В драме допрашивает сечевика не командир (командир здесь Болботун), а сотник Галаньба — «холоден, черен, с черным шлыком», — специалист своего страшного дела, и, убедившись, что дезертир действительно «поморожен», приказывает: «Взять его под арест! И под арестом до лазарету! Як ему ликарь ногу перевяжет, вернуть его сюды в штаб и дать ему пятнадцать шомполив, щоб вин знав, як без документов бегать с своего полку».
Другой эпизод этой картины — драматургически блистательная сцена ограбления ремесленника — вообще не имеет аналогий в прозе Булгакова.
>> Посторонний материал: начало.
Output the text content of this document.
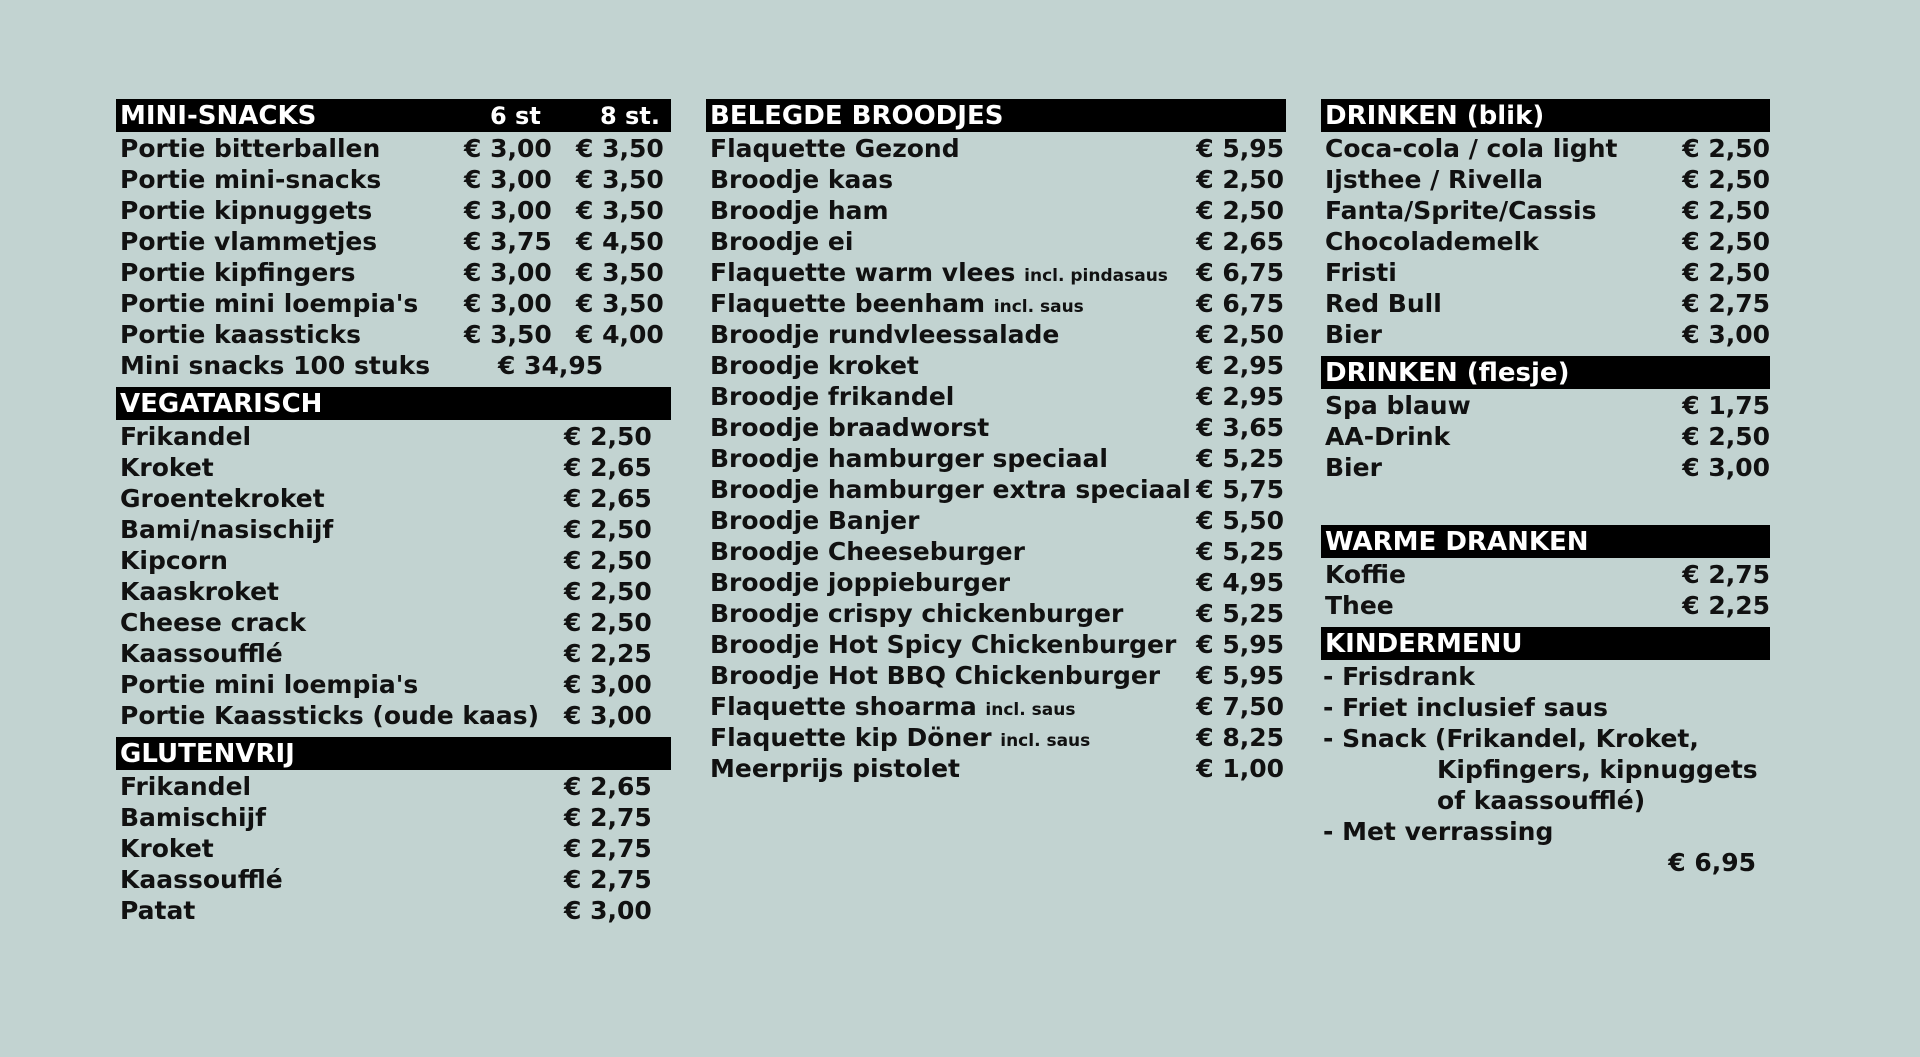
MINI-SNACKS	6 st 8 st.
Portie bitterballen	€ 3,00 € 3,50
Portie mini-snacks	€ 3,00 € 3,50
Portie kipnuggets	€ 3,00 € 3,50
Portie vlammetjes	€ 3,75 € 4,50
Portie kipfingers	€ 3,00 € 3,50
Portie mini loempia's € 3,00 € 3,50
Portie kaassticks	€ 3,50 € 4,00
Mini snacks 100 stuks	€ 34,95
VEGATARISCH
Frikandel	€ 2,50
Kroket	€ 2,65
Groentekroket	€ 2,65
Bami/nasischijf	€ 2,50
Kipcorn	€ 2,50
Kaaskroket	€ 2,50
Cheese crack	€ 2,50
Kaassoufflé	€ 2,25
Portie mini loempia's	€ 3,00
Portie Kaassticks (oude kaas) € 3,00
GLUTENVRIJ
Frikandel	€ 2,65
Bamischijf	€ 2,75
Kroket	€ 2,75
Kaassoufflé	€ 2,75
Patat	€ 3,00
BELEGDE BROODJES
Flaquette Gezond	€ 5,95
Broodje kaas	€ 2,50
Broodje ham	€ 2,50
Broodje ei	€ 2,65
Flaquette warm vlees incl. pindasaus € 6,75
Flaquette beenham incl. saus	€ 6,75
Broodje rundvleessalade	€ 2,50
Broodje kroket	€ 2,95
Broodje frikandel	€ 2,95
Broodje braadworst	€ 3,65
Broodje hamburger speciaal	€ 5,25
Broodje hamburger extra speciaal € 5,75
Broodje Banjer	€ 5,50
Broodje Cheeseburger	€ 5,25
Broodje joppieburger	€ 4,95
Broodje crispy chickenburger	€ 5,25
Broodje Hot Spicy Chickenburger € 5,95
Broodje Hot BBQ Chickenburger € 5,95
Flaquette shoarma incl. saus	€ 7,50
Flaquette kip Döner incl. saus	€ 8,25
Meerprijs pistolet	€ 1,00
DRINKEN (blik)
Coca-cola / cola light	€ 2,50
Ijsthee / Rivella	€ 2,50
Fanta/Sprite/Cassis	€ 2,50
Chocolademelk	€ 2,50
Fristi	€ 2,50
Red Bull	€ 2,75
Bier	€ 3,00
DRINKEN (flesje)
Spa blauw	€ 1,75
AA-Drink	€ 2,50
Bier	€ 3,00
WARME DRANKEN
Koffie	€ 2,75
Thee	€ 2,25
KINDERMENU
- Frisdrank
- Friet inclusief saus
- Snack (Frikandel, Kroket,
Kipfingers, kipnuggets
of kaassoufflé)
- Met verrassing
€ 6,95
Впрочем, ранняя его проза нам известна не вся…
В первой редакции пьесы картина «В петлюровском штабе» имела композиционное обрамление: она представала как кошмарный сон, который снится Алексею. Персонифицированный «кошмар» в клетчатых рейтузах и сапогах с желтыми отворотами (он так и назывался в перечне действующих лиц: «Кошмар с желтыми отворотами») приходил к Турбину во сне, кричал: «Доктор, не размышляйте, снимите погоны!» Алексей пытался возражать, и тогда его спальня исчезала и возникала эта картина…
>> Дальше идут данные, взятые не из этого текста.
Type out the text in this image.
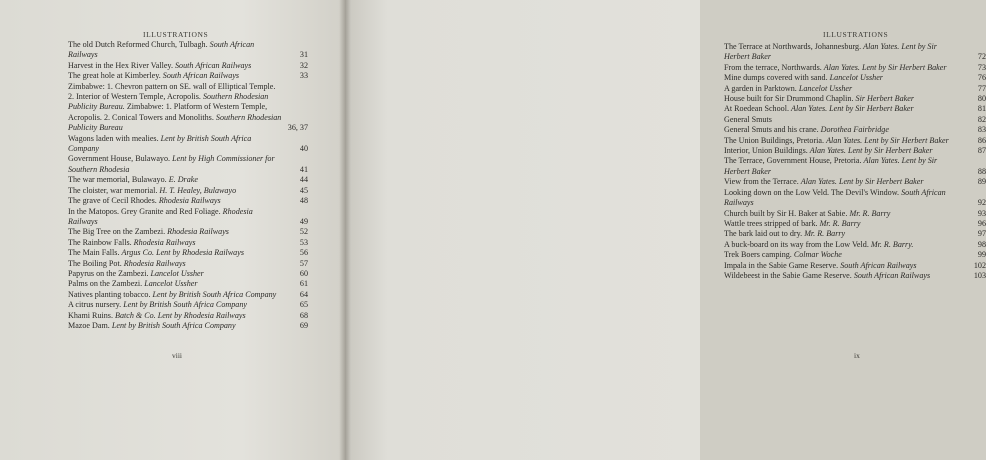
ILLUSTRATIONS
The old Dutch Reformed Church, Tulbagh. South African Railways	31
Harvest in the Hex River Valley. South African Railways	32
The great hole at Kimberley. South African Railways	33
Zimbabwe: 1. Chevron pattern on SE. wall of Elliptical Temple. 2. Interior of Western Temple, Acropolis. Southern Rhodesian Publicity Bureau. Zimbabwe: 1. Platform of Western Temple, Acropolis. 2. Conical Towers and Monoliths. Southern Rhodesian Publicity Bureau	36, 37
Wagons laden with mealies. Lent by British South Africa Company	40
Government House, Bulawayo. Lent by High Commissioner for Southern Rhodesia	41
The war memorial, Bulawayo. E. Drake	44
The cloister, war memorial. H. T. Healey, Bulawayo	45
The grave of Cecil Rhodes. Rhodesia Railways	48
In the Matopos. Grey Granite and Red Foliage. Rhodesia Railways	49
The Big Tree on the Zambezi. Rhodesia Railways	52
The Rainbow Falls. Rhodesia Railways	53
The Main Falls. Argus Co. Lent by Rhodesia Railways	56
The Boiling Pot. Rhodesia Railways	57
Papyrus on the Zambezi. Lancelot Ussher	60
Palms on the Zambezi. Lancelot Ussher	61
Natives planting tobacco. Lent by British South Africa Company	64
A citrus nursery. Lent by British South Africa Company	65
Khami Ruins. Batch & Co. Lent by Rhodesia Railways	68
Mazoe Dam. Lent by British South Africa Company	69
viii
ILLUSTRATIONS
The Terrace at Northwards, Johannesburg. Alan Yates. Lent by Sir Herbert Baker	72
From the terrace, Northwards. Alan Yates. Lent by Sir Herbert Baker	73
Mine dumps covered with sand. Lancelot Ussher	76
A garden in Parktown. Lancelot Ussher	77
House built for Sir Drummond Chaplin. Sir Herbert Baker	80
At Roedean School. Alan Yates. Lent by Sir Herbert Baker	81
General Smuts	82
General Smuts and his crane. Dorothea Fairbridge	83
The Union Buildings, Pretoria. Alan Yates. Lent by Sir Herbert Baker	86
Interior, Union Buildings. Alan Yates. Lent by Sir Herbert Baker	87
The Terrace, Government House, Pretoria. Alan Yates. Lent by Sir Herbert Baker	88
View from the Terrace. Alan Yates. Lent by Sir Herbert Baker	89
Looking down on the Low Veld. The Devil's Window. South African Railways	92
Church built by Sir H. Baker at Sabie. Mr. R. Barry	93
Wattle trees stripped of bark. Mr. R. Barry	96
The bark laid out to dry. Mr. R. Barry	97
A buck-board on its way from the Low Veld. Mr. R. Barry.	98
Trek Boers camping. Colmar Woche	99
Impala in the Sabie Game Reserve. South African Railways	102
Wildebeest in the Sabie Game Reserve. South African Railways	103
ix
Впоследствии, в процессе мхатовской постановки, обрамление отпало, исчезли атрибуты «сна». Но картина все равно проходит перед зрителями как страшный, жестокий сон. Вместе с фантасмагорическим сном «Кабинет гетмана» — предвестие «восьми снов» «Бега».
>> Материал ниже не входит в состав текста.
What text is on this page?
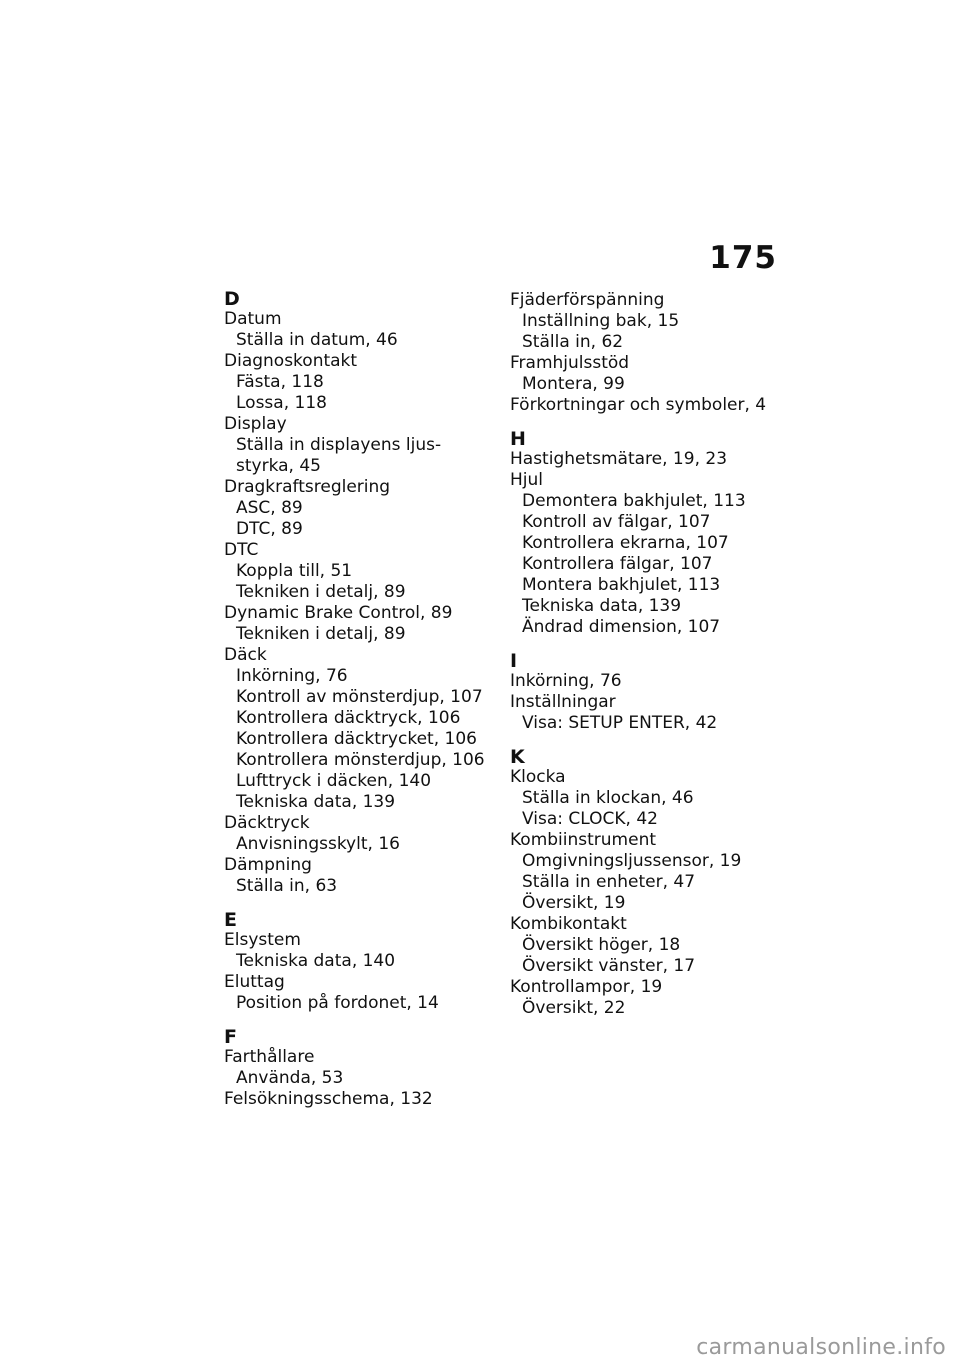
175
D
Datum
Ställa in datum, 46
Diagnoskontakt
Fästa, 118
Lossa, 118
Display
Ställa in displayens ljus-
styrka, 45
Dragkraftsreglering
ASC, 89
DTC, 89
DTC
Koppla till, 51
Tekniken i detalj, 89
Dynamic Brake Control, 89
Tekniken i detalj, 89
Däck
Inkörning, 76
Kontroll av mönsterdjup, 107
Kontrollera däcktryck, 106
Kontrollera däcktrycket, 106
Kontrollera mönsterdjup, 106
Lufttryck i däcken, 140
Tekniska data, 139
Däcktryck
Anvisningsskylt, 16
Dämpning
Ställa in, 63
E
Elsystem
Tekniska data, 140
Eluttag
Position på fordonet, 14
F
Farthållare
Använda, 53
Felsökningsschema, 132
Fjäderförspänning
Inställning bak, 15
Ställa in, 62
Framhjulsstöd
Montera, 99
Förkortningar och symboler, 4
H
Hastighetsmätare, 19, 23
Hjul
Demontera bakhjulet, 113
Kontroll av fälgar, 107
Kontrollera ekrarna, 107
Kontrollera fälgar, 107
Montera bakhjulet, 113
Tekniska data, 139
Ändrad dimension, 107
I
Inkörning, 76
Inställningar
Visa: SETUP ENTER, 42
K
Klocka
Ställa in klockan, 46
Visa: CLOCK, 42
Kombiinstrument
Omgivningsljussensor, 19
Ställa in enheter, 47
Översikt, 19
Kombikontakt
Översikt höger, 18
Översikt vänster, 17
Kontrollampor, 19
Översikt, 22
carmanualsonline.info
Место этих двух картин в тугой структуре уже законченной драмы чрезвычайно значительно, и, надо думать, столь тщательная разработка их на раннем этапе, на фоне еще сырой пьесы, случайностью не была: эти картины, так далеко выходящие за пределы дома Турбиных и как будто даже не связанные (почти не связанные) с турбинским домом, тем не менее определяли развитие действия, поступки героев и нашу оценку этих поступков, они определяли движение пьесы к кульминации, последующие сцены в гимназии, монолог: «…Я вас не поведу, потому что в балагане я не участвую, тем более что за этот балаган заплатите своею кровью и совершенно бессмысленно вы все!» — принадлежавший в первой редакции полковнику Малышеву, а в окончательной — полковнику Турбину, и подготавливали последние слова на ступенях лестницы, в первой редакции произнесенные Най-Турсом, а в окончательной — Алексеем Турбиным: «Унтер-офицер Турбин, брось геройство к чертям!»